North Carolina Research : Genealogy and Local History / Helen F. M.
Leary, ed. Raleigh : North Carolina Genealogical Society, 1996
Notes from book.
BONDS
Societys legal device for ensuring proper conduct.
Most bonds contain the following facts:
1. Name of the obligor.
2. Names of sureties: often relatives and friends of the principal.
Should the principal forfeit the bond, they could be required to pay the
penal sum.
3. Name of obligee: a person or agency, usually official. Obligees might
be the state, county, governor, or the chairman or clerk of court.
4. Penal sum, which can be a fixed amount or an amount contingent on
something else administrators bonds were set at twice the estimated
value of the estate placed in his or her care.
5. Dates. Both the date of the bond and the duration of the conditions
or the expiration date.
6. Conditions, which can be general or specific
7. Signatures or marks appeared at the end.
8. Witness, usually the clerk of court.
9. County in which the bond was made.
Common bonds in North Carolina
Apprentice bonds. Used to provide for children who might become a
charge on the county. Such children were bonded to people who were to
provide them with vocational training and lifes necessities in exchange
for the apprentices labor. These were not bonds, but indentures or
contracts between local authorities and the master (mistress) setting
out their responsibilities and those of the apprentice.
1. Names of the parties. Before 1868, the agreement was between the
chairman of the county court and the master or mistress.
After 1868 the clerk of superior court, as judge of probate, covenanted
with an employer. However, when the parent apprenticed a child, neither
the chairman nor the clerk was a party to the indenture.
2. Date and place
3. Name of apprentice. Apprentices might be orphans, children whose
fathers had deserted them, poor children, freeborn bastards, children
with mothers of bad character, and those with shiftless parents. Boys
and girls, black or white, could be bound.
4. Parentage.
5. Apprentices age
6. The apprentices obligations
7. The masters obligations.
8. Signatures.
Bastardy bonds. When local officials discovered that an unmarried woman
had an illegitimate child or was pregnant with one, they questioned her
under oath about the identity of the childs father. The father was
then summoned before the county court to post bond. If the mother
refused to name the man, she was required to post bond herself, or some
relative of hers. The bastard took the mothers surname but could be
declared legitimate and given the fathers name, esp. of the parents
later married.
Official bonds.
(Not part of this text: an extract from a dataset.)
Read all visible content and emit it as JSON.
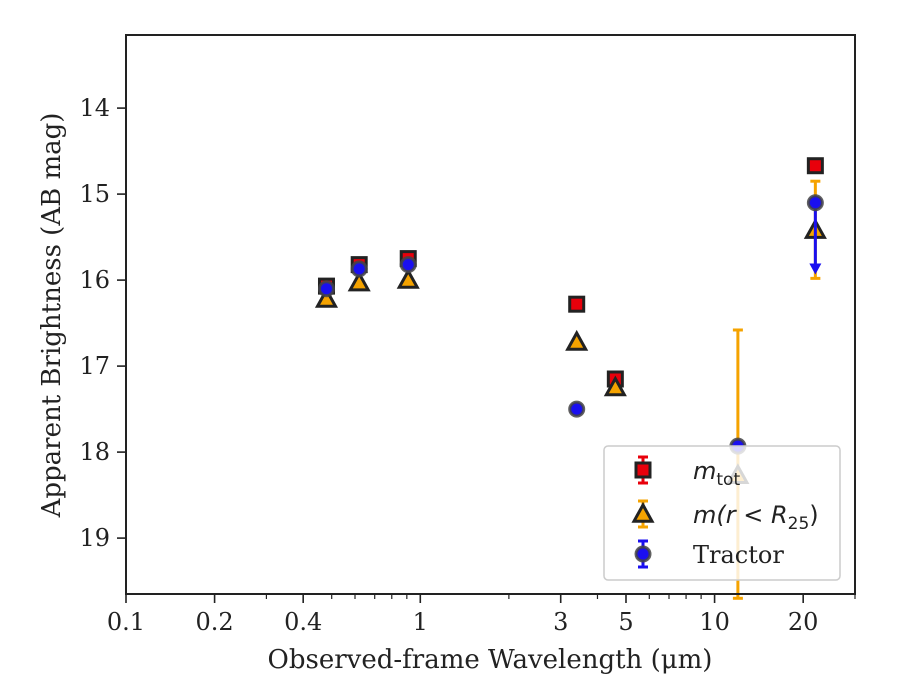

Before entering upon their duties, local officeholders
swore oaths, or affirmed their intention, to carry out the duties of the
office as required by law; they also posted bonds for the same purpose.
Officials included clerks of court, clerks and master in equity,
constables, coroners, county commissioners, entry takers, inspectors,
justices of the peace, registers of deeds, sheriffs, standards keepers,
superintendents of common schools, surveyors, tax collectors,
treasurers, treasurers of public buildings, and county trustees.
Tavern and Ordinary bonds. Taverns and ordinaries formerly provided
hotel, restaurant, stable, and saloon services. Also called public
houses and victualling houses, NC taverns and ordinaries were usually
private homes whose owners had official permission to charge the public
for food, drink, and sometimes lodging. Many were respectable
establishments operated by persons of high social standing and literacy.